John Adams in Conversation

Jewish Community Center of San Francisco
Arts & Ideas 2009
John Adams
In Conversation with Kevin Starr
Monday, March 23 8:00 pm Fisher Family Hall


American composer John Adams spent about 80 minutes genially answering questions about his background & career. He was good about making remarks that were of interest to a general audience. The talk started with a discussion of his New England roots, his academic music training at Harvard & his arrival in California. When he talked about his cross-country drive to San Francisco at the end of the 60s, it was clear that he is very representative of his generation.
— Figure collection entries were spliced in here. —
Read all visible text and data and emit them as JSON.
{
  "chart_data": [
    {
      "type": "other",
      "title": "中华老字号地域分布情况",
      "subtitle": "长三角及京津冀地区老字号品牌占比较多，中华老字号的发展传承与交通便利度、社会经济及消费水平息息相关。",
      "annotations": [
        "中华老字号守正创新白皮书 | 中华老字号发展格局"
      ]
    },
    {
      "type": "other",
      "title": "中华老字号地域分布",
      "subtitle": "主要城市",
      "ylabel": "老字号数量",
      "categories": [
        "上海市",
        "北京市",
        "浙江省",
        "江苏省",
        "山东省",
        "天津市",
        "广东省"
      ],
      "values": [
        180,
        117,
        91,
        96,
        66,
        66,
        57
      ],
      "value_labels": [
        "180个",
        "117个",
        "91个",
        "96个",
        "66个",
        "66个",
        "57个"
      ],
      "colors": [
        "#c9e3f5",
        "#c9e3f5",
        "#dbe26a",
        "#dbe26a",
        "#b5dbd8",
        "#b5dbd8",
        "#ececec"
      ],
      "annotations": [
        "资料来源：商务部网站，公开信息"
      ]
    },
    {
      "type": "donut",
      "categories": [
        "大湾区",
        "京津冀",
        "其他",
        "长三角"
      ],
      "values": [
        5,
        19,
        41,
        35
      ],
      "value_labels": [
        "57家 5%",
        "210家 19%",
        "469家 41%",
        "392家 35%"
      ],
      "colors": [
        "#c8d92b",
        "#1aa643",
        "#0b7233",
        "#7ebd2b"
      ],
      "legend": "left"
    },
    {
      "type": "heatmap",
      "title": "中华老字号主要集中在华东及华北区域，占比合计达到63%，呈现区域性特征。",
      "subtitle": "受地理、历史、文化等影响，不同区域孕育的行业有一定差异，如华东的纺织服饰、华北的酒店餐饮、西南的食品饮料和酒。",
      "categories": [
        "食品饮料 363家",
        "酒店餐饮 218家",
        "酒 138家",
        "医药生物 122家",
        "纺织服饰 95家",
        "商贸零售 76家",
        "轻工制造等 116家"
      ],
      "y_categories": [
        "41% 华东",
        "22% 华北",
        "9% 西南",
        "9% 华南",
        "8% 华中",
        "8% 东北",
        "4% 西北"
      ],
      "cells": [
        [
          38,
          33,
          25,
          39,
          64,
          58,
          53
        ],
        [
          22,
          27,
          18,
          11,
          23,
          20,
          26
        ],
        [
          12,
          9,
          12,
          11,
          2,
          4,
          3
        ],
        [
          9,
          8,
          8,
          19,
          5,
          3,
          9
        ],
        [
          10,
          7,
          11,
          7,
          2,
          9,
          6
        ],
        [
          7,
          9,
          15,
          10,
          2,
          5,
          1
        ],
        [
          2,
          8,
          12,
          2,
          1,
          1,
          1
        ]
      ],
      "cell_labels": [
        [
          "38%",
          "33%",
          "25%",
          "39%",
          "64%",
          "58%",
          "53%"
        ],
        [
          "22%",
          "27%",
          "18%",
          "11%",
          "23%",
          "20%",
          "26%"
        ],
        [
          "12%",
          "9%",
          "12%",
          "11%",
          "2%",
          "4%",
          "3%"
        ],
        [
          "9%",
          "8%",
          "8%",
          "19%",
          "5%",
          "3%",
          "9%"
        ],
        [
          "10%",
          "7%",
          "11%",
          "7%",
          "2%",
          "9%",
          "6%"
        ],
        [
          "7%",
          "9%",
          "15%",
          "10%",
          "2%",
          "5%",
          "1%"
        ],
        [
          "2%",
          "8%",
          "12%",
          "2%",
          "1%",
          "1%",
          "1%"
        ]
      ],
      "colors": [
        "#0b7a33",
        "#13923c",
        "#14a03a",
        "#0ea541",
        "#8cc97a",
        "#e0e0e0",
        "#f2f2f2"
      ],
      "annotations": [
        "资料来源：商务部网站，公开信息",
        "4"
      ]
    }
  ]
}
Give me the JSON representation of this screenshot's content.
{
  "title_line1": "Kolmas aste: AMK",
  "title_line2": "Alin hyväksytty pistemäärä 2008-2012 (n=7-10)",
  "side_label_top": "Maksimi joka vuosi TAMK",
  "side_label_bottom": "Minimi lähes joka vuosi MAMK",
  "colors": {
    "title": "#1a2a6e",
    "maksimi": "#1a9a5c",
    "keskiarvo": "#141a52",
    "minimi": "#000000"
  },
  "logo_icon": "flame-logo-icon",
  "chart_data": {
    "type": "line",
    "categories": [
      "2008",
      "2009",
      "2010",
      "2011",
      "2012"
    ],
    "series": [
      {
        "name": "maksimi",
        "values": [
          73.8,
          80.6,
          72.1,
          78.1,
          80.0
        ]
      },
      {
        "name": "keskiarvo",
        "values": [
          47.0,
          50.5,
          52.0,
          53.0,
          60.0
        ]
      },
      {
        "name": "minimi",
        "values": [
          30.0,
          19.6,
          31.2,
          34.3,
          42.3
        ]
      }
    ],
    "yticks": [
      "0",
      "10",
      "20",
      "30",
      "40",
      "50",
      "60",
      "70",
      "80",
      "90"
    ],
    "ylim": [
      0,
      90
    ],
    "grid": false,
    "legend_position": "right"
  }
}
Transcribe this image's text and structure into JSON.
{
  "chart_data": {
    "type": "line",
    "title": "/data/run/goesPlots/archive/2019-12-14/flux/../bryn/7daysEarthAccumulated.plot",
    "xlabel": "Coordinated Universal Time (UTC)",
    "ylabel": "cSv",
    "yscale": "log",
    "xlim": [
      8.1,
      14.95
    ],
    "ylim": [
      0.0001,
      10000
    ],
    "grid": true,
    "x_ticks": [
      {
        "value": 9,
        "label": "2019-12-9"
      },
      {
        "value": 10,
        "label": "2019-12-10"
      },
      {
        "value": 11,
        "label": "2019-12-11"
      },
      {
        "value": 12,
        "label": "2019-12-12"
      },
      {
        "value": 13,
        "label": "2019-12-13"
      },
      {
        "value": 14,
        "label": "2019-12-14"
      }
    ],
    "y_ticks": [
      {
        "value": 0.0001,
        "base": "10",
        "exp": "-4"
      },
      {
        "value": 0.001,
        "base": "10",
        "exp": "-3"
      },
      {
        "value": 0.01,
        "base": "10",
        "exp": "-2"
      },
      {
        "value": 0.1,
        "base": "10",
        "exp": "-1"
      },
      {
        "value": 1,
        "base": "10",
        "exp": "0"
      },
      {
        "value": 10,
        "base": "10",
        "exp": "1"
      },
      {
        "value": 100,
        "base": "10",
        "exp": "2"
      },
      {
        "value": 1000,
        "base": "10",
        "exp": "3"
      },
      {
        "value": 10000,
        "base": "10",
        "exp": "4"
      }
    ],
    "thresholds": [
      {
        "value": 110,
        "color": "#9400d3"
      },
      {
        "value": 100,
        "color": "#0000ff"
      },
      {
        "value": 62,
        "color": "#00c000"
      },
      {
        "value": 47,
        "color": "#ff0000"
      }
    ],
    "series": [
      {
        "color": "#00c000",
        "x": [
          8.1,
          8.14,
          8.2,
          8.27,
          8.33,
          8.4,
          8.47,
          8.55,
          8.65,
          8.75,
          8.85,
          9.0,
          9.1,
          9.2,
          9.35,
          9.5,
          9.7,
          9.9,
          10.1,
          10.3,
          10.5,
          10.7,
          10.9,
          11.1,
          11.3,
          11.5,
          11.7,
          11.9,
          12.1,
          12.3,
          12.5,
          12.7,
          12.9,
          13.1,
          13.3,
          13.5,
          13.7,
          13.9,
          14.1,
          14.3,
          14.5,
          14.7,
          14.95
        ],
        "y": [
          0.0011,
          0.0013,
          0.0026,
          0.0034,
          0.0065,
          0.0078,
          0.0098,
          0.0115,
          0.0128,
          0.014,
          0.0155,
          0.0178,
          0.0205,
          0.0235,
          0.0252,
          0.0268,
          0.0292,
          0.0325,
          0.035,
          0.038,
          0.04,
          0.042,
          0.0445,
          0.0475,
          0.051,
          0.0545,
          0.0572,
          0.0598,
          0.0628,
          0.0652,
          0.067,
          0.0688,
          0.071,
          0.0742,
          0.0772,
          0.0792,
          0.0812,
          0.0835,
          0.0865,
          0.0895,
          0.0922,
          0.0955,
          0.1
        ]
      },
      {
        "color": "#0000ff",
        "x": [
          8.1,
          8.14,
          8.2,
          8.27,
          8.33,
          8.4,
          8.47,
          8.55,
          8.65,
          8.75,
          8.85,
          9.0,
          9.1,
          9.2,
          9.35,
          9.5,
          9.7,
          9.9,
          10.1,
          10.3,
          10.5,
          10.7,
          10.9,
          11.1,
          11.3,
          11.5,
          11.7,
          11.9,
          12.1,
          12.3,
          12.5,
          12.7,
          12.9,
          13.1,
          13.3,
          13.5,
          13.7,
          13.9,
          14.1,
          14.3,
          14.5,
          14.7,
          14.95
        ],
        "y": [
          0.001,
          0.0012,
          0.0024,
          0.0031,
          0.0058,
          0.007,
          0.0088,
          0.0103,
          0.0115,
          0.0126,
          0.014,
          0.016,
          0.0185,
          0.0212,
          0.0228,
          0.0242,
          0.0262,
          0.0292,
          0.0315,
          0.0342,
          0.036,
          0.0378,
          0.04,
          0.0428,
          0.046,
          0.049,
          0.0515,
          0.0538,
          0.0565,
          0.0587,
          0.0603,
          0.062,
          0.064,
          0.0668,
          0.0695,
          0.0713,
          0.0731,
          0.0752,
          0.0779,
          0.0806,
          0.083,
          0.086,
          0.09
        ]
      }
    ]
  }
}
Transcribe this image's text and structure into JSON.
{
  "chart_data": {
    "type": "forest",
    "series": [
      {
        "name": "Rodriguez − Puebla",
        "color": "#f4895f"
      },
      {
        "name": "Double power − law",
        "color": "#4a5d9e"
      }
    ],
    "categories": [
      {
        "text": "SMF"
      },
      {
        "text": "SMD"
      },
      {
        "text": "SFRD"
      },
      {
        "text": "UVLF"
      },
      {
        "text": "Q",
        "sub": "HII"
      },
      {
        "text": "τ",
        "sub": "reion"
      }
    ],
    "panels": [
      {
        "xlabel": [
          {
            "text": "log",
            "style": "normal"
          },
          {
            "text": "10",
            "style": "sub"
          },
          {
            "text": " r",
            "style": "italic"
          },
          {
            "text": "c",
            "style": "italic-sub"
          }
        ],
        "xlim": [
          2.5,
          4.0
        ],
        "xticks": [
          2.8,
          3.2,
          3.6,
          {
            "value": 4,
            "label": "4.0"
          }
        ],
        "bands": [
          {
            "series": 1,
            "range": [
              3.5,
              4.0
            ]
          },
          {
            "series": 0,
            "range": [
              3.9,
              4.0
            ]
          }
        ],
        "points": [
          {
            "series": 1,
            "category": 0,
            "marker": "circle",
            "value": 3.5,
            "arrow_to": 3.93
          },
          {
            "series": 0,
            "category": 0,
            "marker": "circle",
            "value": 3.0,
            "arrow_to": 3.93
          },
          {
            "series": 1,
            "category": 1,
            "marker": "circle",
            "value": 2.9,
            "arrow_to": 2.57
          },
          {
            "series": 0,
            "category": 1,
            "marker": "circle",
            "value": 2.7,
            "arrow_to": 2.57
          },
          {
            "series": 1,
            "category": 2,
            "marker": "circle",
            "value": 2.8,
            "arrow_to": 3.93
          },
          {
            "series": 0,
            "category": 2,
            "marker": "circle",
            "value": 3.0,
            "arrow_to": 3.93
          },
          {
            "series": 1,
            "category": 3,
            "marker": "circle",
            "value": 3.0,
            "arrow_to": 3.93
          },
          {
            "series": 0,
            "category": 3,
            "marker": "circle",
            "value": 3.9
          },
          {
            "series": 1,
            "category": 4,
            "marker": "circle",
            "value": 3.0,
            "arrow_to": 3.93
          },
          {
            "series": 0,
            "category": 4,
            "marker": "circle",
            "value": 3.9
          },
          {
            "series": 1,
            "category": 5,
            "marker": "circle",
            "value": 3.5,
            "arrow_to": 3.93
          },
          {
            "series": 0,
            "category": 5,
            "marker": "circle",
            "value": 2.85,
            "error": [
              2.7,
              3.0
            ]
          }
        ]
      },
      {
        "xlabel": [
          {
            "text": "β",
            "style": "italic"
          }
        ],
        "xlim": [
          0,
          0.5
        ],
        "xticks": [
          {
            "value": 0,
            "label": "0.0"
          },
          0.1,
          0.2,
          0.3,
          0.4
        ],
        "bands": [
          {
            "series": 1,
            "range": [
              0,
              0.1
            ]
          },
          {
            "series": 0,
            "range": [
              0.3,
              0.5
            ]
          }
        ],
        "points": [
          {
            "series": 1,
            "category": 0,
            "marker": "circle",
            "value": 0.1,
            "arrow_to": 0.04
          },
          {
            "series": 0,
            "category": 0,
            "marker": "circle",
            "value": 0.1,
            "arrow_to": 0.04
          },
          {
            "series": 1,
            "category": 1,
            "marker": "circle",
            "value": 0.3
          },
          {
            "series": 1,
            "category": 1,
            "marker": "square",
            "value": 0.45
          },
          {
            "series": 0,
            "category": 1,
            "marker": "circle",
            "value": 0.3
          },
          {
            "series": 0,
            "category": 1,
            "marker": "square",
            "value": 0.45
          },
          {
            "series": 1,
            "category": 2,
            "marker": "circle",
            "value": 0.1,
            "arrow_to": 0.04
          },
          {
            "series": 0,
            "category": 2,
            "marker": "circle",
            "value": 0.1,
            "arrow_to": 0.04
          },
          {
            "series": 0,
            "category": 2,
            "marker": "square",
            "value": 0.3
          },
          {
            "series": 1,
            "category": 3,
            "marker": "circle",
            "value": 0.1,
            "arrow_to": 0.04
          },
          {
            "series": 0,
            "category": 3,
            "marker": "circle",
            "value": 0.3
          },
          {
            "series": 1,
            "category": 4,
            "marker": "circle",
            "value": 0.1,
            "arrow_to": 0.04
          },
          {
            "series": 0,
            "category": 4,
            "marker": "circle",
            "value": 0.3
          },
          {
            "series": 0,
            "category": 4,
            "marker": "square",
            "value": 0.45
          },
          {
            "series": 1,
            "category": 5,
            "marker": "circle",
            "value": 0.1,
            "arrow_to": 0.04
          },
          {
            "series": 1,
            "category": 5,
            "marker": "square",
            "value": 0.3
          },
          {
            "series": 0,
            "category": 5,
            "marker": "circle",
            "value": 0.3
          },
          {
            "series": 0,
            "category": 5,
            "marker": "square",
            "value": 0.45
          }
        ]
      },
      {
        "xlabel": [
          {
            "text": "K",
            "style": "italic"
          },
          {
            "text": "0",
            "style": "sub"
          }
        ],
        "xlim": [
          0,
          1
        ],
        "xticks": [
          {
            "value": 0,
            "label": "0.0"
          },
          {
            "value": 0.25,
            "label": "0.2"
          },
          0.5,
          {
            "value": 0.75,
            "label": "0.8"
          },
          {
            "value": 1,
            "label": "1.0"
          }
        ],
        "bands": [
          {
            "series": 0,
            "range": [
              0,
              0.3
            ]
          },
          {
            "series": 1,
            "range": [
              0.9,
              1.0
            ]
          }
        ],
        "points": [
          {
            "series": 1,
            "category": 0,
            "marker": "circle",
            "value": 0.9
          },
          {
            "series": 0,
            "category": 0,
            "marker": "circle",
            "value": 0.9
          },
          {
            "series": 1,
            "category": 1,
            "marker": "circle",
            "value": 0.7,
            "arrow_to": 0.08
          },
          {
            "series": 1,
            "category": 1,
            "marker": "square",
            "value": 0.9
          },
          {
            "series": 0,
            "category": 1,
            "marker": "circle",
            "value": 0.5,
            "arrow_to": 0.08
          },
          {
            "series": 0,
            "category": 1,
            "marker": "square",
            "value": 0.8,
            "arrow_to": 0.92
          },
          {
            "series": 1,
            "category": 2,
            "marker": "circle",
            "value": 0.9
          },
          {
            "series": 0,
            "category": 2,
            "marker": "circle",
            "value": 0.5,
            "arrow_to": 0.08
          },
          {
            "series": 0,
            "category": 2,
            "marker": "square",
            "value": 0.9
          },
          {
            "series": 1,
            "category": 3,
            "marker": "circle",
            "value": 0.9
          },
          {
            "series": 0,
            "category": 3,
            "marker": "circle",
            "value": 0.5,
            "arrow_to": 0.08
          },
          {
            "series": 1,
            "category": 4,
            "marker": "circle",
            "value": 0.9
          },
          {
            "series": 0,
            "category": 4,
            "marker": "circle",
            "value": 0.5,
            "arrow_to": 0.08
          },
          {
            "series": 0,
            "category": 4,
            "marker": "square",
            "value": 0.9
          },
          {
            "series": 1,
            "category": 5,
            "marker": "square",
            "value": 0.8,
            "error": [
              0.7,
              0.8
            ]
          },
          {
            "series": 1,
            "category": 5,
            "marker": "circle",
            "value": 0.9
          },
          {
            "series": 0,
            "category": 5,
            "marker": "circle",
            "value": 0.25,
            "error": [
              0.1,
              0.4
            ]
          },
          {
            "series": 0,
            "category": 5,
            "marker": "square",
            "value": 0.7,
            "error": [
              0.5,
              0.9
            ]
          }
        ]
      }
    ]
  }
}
He always imagines an audience when he composes, an audience that is like himself, that reads the same books & perhaps shares his political opinions. He still feels somewhat damaged by the generation of post-war modernists that turned people off to new music. If one of his works is in the 2nd half of a program, it bothers him to see audience members leaving at the intermission, assuming that because his work is modern, it will sound terrible.

Mr. Adams was upset that when a Proms concert had to be re-programmed immediately after 9/11, they chose Beethoven's 9th Symphony to commemmorate the victims. To him, this showed that there is no American music of the greatness of Beethoven or Brahms appropriate to the occasion.

I was very amused when Mr. Adams revealed that he loves The Messiah & wishes he'd written it. I also heartily agree with his assessment that opera is a spectator sport.

The well-read Mr. Adams had specifically requested that historian Kevin Starr be his interviewer. Adams was then cheeky enough to display obvious glee when he managed to stump Mr. Starr as to the origin of the title of his new memoir, Hallelujah Junction. Hallelujah Junction is an actual place name in California.

4 comments:

Gavin Plumley said...

Great post. Hallelujah Junction is a wonderful piano work, but the Adams book of the same title might be better.

Axel Feldheim said...

Mr. Adams had a lot of interesting things to say & no doubt his book is an enjoyable read. The event was recorded for radio broadcast, so it may appear on a Web archive sometime in the future.

Thanks for reading, Mr. Plumley. My recreational reading schedule has been slightly derailed by my discovery of Andre Aciman through you!

Gavin Plumley said...

How did you get on with Mr Aciman?

Axel Feldheim said...

Mr. Plumley, I'm afraid that I won't be able to do justice to your inquiry in one little comment. So far I've read False Papers & Call Me By Your Name. I found many pithy sentences in False Papers that I needed to copy into my own personal notebook of quotes. Call Me By Your Name took me by surprise with its psychological intensity & literate mind games. I started to get angry with Mr. Aciman for pushing so many of my buttons in the book's coda, covering the 20 years following the summer described in the story. I was in a local cafe, & I kept muttering "Dammit!" under my breath as I finished reading it.

I do hope to get around to Out of Egypt sometime soon.